In a statement Bishop Duffy insisted that “at this critical moment in our history, it is vitally important that political leaders in Northern Ireland face up to their responsibility to protect life, especially the life of the most vulnerable, such as unborn babies in the womb and their mothers”.
Dr Duffy made a special appeal to political representatives “to set aside differences and to use the opportunity of the assembly meeting on Monday next and to assert their own authority on this critical question. The political impasse on this has gone on too long and has been cynically manipulated by the parliament at Westminster to remove legal protection for unborn babies in Northern Ireland up to 28 weeks in their mother’s womb.
“There is no greater calling than to protect, sustain and celebrate life from the moment of conception until natural death.
“I ask people everywhere to pray for political leaders everywhere at this time; that they will respect and uphold the unique dignity of life, born and unborn,” Bishop Duffy said.
In her statement, Baroness O’Loan also highlighted the extreme nature of the law being pushed on the North:
- There will be no abortion specific standards for abortion clinics to comply with (unlike England and Wales).

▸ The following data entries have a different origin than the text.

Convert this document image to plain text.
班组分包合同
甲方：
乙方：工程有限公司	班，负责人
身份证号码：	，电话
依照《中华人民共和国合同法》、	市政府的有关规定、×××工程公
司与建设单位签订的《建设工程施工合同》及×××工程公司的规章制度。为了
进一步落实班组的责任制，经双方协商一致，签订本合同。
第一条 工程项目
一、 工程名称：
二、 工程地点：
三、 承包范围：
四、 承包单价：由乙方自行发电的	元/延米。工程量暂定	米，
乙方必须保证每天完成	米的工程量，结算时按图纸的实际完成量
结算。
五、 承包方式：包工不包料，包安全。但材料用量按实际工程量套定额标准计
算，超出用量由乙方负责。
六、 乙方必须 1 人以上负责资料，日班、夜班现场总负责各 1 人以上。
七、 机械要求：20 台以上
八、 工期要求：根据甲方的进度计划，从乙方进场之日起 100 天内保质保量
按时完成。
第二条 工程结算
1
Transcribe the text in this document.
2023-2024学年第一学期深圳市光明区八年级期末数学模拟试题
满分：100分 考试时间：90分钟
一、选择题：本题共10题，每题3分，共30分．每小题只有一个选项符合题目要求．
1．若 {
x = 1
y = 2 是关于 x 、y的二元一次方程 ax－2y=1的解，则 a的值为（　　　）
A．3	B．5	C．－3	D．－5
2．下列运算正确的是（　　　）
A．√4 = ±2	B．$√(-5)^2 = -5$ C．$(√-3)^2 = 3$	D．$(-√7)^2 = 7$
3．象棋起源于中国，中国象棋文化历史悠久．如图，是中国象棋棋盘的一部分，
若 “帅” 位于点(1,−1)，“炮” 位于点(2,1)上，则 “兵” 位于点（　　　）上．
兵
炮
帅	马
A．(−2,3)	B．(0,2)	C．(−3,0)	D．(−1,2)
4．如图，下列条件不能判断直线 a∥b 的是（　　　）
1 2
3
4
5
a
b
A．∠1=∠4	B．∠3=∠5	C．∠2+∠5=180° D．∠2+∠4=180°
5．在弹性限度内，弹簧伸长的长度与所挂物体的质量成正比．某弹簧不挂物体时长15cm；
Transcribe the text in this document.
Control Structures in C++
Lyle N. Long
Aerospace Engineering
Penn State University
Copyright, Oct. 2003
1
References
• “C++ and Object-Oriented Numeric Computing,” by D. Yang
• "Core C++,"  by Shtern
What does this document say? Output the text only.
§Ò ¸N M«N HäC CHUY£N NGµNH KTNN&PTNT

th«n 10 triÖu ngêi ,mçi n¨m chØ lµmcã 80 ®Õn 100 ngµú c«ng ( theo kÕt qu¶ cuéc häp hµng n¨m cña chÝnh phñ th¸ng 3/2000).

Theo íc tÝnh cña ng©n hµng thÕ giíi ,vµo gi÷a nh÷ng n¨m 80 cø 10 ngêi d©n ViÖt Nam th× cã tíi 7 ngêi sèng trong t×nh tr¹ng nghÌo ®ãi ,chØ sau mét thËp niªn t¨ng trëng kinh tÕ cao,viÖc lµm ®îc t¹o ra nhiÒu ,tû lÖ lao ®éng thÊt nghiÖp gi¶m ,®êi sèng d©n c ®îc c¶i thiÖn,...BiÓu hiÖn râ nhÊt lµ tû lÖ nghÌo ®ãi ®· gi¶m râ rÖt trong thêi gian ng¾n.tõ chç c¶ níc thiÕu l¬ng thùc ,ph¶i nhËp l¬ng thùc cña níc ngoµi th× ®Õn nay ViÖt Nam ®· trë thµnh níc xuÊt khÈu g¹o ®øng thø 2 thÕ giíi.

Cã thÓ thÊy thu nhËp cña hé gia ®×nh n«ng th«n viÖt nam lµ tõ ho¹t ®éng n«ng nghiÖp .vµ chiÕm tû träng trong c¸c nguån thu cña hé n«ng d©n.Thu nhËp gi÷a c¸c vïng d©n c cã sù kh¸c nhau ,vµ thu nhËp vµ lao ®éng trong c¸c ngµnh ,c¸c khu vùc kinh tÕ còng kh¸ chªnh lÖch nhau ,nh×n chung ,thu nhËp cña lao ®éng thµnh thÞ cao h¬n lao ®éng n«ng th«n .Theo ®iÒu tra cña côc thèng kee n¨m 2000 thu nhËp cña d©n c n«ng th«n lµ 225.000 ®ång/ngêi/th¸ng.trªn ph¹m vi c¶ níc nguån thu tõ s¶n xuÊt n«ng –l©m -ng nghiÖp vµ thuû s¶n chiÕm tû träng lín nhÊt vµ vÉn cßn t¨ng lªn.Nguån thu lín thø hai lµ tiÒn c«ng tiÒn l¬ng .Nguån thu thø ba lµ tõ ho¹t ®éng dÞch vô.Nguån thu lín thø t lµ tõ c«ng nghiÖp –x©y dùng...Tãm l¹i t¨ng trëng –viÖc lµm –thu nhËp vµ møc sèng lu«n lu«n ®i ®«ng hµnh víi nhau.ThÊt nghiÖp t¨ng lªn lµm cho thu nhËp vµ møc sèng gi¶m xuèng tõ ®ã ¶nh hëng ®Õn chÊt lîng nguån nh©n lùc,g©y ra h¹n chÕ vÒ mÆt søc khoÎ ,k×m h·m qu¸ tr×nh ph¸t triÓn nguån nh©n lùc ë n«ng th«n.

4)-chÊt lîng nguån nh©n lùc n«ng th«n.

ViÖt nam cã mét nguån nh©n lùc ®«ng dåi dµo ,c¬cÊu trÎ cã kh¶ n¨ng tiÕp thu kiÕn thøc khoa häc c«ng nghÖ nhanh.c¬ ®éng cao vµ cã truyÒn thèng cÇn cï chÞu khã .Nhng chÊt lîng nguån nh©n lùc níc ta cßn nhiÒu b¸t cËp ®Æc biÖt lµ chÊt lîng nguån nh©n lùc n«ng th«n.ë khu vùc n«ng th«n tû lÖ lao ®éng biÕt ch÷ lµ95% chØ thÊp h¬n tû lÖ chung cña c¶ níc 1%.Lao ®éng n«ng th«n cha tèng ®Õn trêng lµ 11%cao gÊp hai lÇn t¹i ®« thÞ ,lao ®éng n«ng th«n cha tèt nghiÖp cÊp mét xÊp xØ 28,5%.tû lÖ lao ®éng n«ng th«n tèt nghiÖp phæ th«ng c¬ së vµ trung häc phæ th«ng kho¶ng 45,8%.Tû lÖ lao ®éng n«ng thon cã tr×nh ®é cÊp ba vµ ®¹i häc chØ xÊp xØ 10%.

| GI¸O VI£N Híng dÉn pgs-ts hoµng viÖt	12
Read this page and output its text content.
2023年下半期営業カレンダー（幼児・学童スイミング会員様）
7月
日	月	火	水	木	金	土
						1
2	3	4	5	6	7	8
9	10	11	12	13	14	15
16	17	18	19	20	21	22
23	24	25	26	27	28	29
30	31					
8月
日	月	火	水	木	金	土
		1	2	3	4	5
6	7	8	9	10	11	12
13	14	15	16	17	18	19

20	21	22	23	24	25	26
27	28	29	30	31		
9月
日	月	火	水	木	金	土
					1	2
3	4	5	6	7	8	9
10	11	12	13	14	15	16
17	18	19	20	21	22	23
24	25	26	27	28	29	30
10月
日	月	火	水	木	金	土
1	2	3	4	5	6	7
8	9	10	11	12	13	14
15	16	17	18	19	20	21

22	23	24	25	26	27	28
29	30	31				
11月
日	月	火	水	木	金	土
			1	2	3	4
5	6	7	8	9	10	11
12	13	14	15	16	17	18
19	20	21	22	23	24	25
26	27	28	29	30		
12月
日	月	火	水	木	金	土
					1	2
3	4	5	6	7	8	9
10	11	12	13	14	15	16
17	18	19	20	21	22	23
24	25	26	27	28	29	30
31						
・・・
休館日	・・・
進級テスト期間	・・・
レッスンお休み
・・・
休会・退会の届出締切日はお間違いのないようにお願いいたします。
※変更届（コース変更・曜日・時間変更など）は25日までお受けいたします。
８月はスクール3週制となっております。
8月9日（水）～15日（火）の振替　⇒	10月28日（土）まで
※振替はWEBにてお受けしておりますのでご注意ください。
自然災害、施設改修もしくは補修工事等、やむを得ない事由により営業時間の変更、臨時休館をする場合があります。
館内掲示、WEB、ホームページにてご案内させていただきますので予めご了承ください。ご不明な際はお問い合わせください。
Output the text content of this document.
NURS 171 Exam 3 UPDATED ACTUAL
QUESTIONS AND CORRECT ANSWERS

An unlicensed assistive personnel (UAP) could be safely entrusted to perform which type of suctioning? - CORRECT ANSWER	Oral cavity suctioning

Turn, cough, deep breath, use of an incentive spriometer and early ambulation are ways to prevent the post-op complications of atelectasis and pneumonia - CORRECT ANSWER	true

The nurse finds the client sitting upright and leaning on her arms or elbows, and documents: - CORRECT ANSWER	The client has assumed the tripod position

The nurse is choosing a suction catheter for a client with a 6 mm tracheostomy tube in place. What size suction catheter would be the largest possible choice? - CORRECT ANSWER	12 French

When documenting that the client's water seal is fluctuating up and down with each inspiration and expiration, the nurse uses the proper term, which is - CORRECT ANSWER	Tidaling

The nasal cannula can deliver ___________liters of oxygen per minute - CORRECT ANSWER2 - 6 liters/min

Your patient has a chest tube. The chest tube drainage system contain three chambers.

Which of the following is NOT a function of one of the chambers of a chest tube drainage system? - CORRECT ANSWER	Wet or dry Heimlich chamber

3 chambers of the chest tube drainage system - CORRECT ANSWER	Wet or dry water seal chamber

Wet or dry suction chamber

- There will be no abortion specific inspection (in England and Wales abortion clinics have had their services suspended for failing to meet the standards).
- There will be no regulation of the activity of abortion (unlike England and Wales). There will be no regulation of the procedure – no requirement for two doctors to agree to the abortion, no requirement for counselling before the abortion, no requirement for any Registration of the fact of the abortion (unlike England and Wales).
- There will be no regulatory framework to prevent anyone carrying out an abortion outside a registered clinic provided the woman gives consent and no prescription only medicines are used. (unlike in England and Wales).
- A person will be able to carry out abortions in any location even though they have no medical or nursing qualifications (unlike in England and Wales).
- There will be confusion about access to medication for early abortions. Government has said that there is no expectation that GPs will prescribe medication for early medical abortion. There is no law to say that patients could not ask for such medication. In England and Wales GPs do not provide abortion services. Such medication should not be taken after nine weeks and six days of pregnancy because of the risks attaching to it. There will be no provision for its administration.
- There will be no specific provision for conscientious objection to involvement in abortion by doctors, nurses of pharmacists despite the fact that 800 doctors wrote to the Secretary of State saying, “our consciences demand that we not be silent…We wish to make known our opposition to the imminent introduction of abortion in Northern Ireland”, and that “Our concern throughout is for pregnant mothers and their unborn children.”
According to Baroness O’Loan, “this is why I and the nearly 29,000 people who have signed my petition have asked our MLAs to go back into the Assembly and to get back to work.
“This is no political stunt. Tens of thousands of other people have marched, protested and demanded that the Assembly return. We need the Assembly to deal with what will happen to us during Brexit, to take the decisions necessary to allow our country to function again, to make our health, education and other services function properly again and most of all to stop this most radical abortion law being imposed on Northern Ireland.
“Only our MLAs working in the Assembly can stop this appalling situation,” Baroness O’Loan insisted.